Objective To investigate the effects and the mechanism of thrombospondin 4 (Thbs4) gene-edited bone marrow mesenchymal stem cells (BMSCs) transplantation on vascular endothelial growth factor (VEGF) and angiopoietin-1 (Ang-1) in diabetic rats with hind limb ischemia. Methods Thirty Sprague-Dawley rats were randomly divided into the model group, BMSCs treatment group and Thbs4-BMSCs treatment group on average. After constructing the typeⅡdiabetic rat model with hind limb ischemia, 100μl normal saline, BMSCs suspension and Thbs4-BMSCs suspension (cell number: 2×106) were locally injected into the ischemic injury area of rats for the model group, BMSCs group and Thbs4-BMSCs group, respectively.
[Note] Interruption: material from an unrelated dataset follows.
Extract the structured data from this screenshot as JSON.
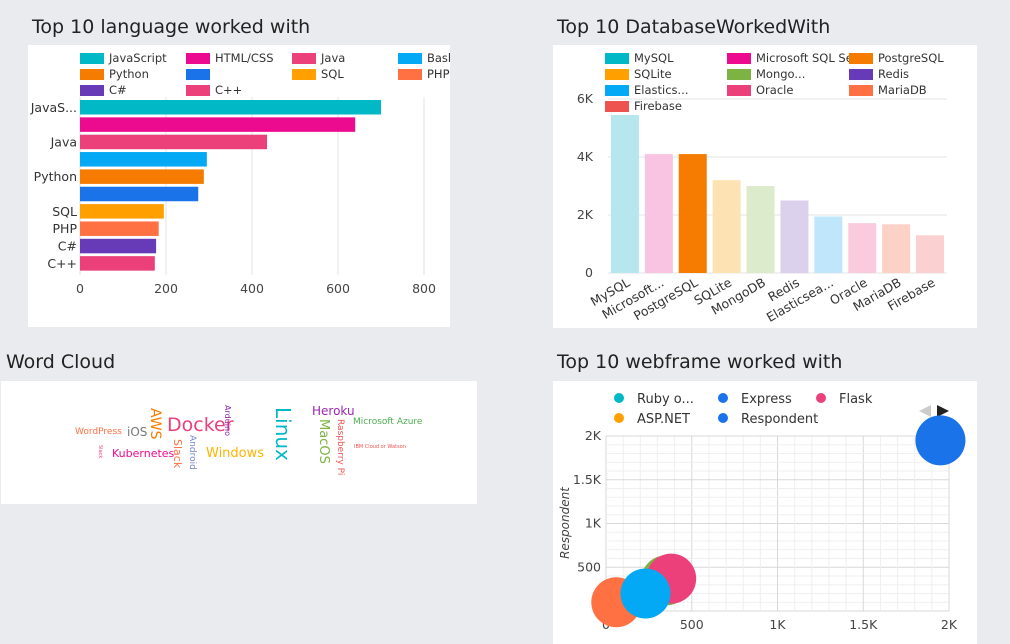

The rats were sacrificed on the 14th day after stem cell transplantation, and the muscle tissues near the ischemic area were collected. The relative expression of VEGF and p-Smad2/3 protein was detected by Western Blot. The Ang-1 protein expression was detected by immunofluorescence staining. The levels of related genes were detected by qRT-PCR, and the von Willebrand Factor (vWF) protein expression was detected by immunohistochemistry staining. Results The relative expression levels of VEGF, Ang-1 and vWF protein in the Thbs4-BMSCs group were significantly higher than those in the model group and BMSCs group (VEGF protein:P<0.01 and P<0.05). The mRNA expression of VEGF and Ang-1 were significantly up-regulated, the differences were statistically significant(VEGF mRNA:all P<0.01;Ang-1:P<0.01 and P<0.05). The expression of p-Smad2/3 protein in the Thbs4-BMSCs group was significantly higher than that in the model group and the BMSCs treatment group (all P<0.01). The expression of p-Smad2/3 protein was significantly decreased after the addition of p-Smad2/3 pathway inhibitor, the differences were statistically significant (P<0.05). Conclusions Thbs4-BMSCs transplantation can effectively promote angiogenesis in diabetic rats with hind limb ischemia, and the effect of angiogenesis may be related to the activation of Smad2/3 signaling pathway.